NYSBA: Bar Admission Application Question on Police Interactions, Sealed Records, Juvenile Delinquency Is Illegal, Must Be Revised
The New York State Bar admission application question that asks potential lawyers about their encounters with law enforcement and criminal history is illegal, negatively impacts efforts to diversify the profession, and should be immediately revised, the New York State Bar Association recommends.
The question violates two state laws, the New York State Human Rights Law and the Family Court Act, according to a report prepared in response to a request for input from the Office of Court Administration. The association’s governing body, its House of Delegates, approved the report on Saturday.
“The question has had a chilling effect on potential lawyers – especially people of color – which flies in the face of much-needed efforts to improve diversity at all levels of the legal system,” said T. Andrew Brown, NYSBA president. “We have heard from deans and directors of law school admissions that people of color who want to become lawyers are reluctant to invest the considerable time and money to attend law school because they worry that they could be rejected for admission to the bar due to a police interaction.”
The legal profession routinely ranks as one of the least diverse in the country. Recent American Bar Association surveys found only 5 percent of lawyers identify as Black and 5 percent as Latino. Meanwhile, while Blacks make up 15 percent of New York’s population, they account for 38 percent of arrests, according to the latest data compiled from the Judicial Friends Report on Systemic Racism in New York Courts.
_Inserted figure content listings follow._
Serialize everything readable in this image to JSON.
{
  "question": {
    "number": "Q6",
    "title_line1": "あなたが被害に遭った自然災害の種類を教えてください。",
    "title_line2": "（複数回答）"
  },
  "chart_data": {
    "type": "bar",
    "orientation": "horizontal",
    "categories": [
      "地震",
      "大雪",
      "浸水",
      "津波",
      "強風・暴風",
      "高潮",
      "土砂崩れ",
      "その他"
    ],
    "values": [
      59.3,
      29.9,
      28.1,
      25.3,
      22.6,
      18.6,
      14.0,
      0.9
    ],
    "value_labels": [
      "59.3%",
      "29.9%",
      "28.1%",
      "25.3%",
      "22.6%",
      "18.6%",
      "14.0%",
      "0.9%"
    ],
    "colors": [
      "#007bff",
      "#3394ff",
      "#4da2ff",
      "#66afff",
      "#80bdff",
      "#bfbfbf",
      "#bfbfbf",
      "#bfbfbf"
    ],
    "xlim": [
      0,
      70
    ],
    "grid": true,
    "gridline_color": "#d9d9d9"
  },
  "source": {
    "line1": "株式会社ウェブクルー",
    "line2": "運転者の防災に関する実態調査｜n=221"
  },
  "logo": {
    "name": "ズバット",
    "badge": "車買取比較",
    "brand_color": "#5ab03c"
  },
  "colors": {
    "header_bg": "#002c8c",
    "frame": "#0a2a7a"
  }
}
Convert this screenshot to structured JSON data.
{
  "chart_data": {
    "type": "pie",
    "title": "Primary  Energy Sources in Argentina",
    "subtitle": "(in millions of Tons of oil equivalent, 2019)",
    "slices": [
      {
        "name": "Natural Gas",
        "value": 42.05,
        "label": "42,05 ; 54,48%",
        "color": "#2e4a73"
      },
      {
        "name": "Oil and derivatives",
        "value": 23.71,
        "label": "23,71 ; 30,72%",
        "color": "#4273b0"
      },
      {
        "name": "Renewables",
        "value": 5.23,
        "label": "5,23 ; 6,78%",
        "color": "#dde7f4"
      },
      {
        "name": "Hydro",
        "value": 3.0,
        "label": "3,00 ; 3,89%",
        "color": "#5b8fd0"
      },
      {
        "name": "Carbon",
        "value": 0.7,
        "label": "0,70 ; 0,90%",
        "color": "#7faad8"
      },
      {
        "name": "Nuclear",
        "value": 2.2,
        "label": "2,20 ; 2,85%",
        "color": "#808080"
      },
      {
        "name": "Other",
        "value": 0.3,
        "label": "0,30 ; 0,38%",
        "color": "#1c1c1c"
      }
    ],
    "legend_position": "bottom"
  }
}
The report approved by the House of Delegates recommends rewording the question to make clear that sealed criminal records, juvenile delinquency and youthful offender proceedings, dismissed cases and arrests that are no longer pending that did not result in a conviction do not have to be disclosed.
Question 26 currently reads: “Have you ever, either as an adult or a juvenile, been cited, ticketed, arrested, taken into custody, charged with, indicted, convicted or tried for, or pleaded guilty to, the commission of any felony or misdemeanor or the violation of any law, or been the subject of any juvenile delinquency or youthful offender proceeding?”
NYSBA is asking that Question 26 be revised to conform with the Human Rights Law and the Family Court Act and that all other questions make clear that applicants do not have to disclose conduct protected by the two laws.
NYSBA’s Working Group on Question 26 of the New York State Bar Admission Application as well as several of the association’s committees — Criminal Justice; Children and the Law; Legal Aid; Legal Education and Admission to the Bar; and Diversity, Equity and Inclusion — and its Young Lawyers Section supported the report. The Task Force on Racism, Social Equity, and the Law co-sponsored it.
This is not the first time that the association recommended changes in the bar admission application. NYSBA led an effort in 2019 to get questions on mental health removed from the bar admission application based in large part on opposition from law school students, who said the inquiries were stigmatizing and discouraged those who needed treatment from seeking it. Chief Judge Janet DiFiore announced in February 2020 that the questions would be removed.
Admissions to the bar is under the auspices of the Appellate Division of the State Supreme Court, which DiFiore oversees.